Crake went to Jez, who was stirring again. She seemed to have been hit harder than the rest of them by the effect of the sphere. Even now, she was dazed and distant. Frey joined them and hunkered down alongside.
'You alright, Jez?'
'I'm okay, Cap'n, I'm . . .' she trailed off, then looked around in alarm. 'They're here,' she said. 'The Manes. They're here.'
'Then we shouldn't be,' said Frey. He got to his feet. After all that had passed between him and Trinica, it felt good to deal with something he could understand. A crew. Orders. Action. 'I've had just about enough of this whole bloody mess. Grist, Trinica, the sphere . . . damn 'em all to a cold grave. What's done is done. We tried to stop it and failed. The people of this city can take care of themselves. We're not paid to be anyone's guardians.' He surveyed his crew. 'Back to the Ketty Jay. We're gone.'
'First sensible thing I've heard out of your mouth for a month,' Malvery grumbled.
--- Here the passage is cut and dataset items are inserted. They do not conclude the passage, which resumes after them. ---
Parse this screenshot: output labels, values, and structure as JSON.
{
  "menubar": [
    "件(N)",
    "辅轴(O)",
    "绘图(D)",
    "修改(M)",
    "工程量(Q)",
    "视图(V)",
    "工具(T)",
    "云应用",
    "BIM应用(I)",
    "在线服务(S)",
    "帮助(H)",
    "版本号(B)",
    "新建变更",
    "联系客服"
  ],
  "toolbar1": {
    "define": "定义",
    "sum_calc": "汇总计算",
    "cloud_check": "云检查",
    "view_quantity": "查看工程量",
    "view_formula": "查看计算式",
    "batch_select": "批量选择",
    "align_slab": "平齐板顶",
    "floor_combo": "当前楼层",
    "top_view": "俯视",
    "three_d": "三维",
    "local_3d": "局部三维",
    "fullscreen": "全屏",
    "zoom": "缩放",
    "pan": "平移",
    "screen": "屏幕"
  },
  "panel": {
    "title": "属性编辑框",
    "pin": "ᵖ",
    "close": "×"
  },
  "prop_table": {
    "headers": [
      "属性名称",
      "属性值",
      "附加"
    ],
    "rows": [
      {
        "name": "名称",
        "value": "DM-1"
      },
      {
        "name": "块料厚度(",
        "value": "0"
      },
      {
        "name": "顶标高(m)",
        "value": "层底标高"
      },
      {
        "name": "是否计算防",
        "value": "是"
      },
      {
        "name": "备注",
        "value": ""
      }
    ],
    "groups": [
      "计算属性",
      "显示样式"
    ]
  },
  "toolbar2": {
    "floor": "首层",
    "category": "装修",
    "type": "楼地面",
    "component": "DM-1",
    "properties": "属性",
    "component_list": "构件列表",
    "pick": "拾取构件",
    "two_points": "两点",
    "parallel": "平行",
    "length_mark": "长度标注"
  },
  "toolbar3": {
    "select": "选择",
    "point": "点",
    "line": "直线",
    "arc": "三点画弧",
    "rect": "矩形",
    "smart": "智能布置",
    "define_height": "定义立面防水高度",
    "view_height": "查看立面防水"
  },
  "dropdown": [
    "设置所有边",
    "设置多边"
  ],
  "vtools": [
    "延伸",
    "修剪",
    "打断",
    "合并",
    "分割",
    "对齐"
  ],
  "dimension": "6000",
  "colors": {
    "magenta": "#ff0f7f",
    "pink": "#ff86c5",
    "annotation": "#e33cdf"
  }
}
Crake drew Frey's cutlass from his belt and tossed it to him. 'Here you go, Captain. We stopped off in the hangar to pick up our things after Bess broke us out.'
Frey caught it. His face was reflected in the blade. Grim and stony. That was the Frey he wanted to be now. Frey the Heartless. Frey the Invincible. Frey the Untouchable.
That's right, he thought. Captain Frey. You've got your craft and you've got your crew. Anyone else can go hang.
He thrust his cutlass into his belt and stalked out of the sanctum.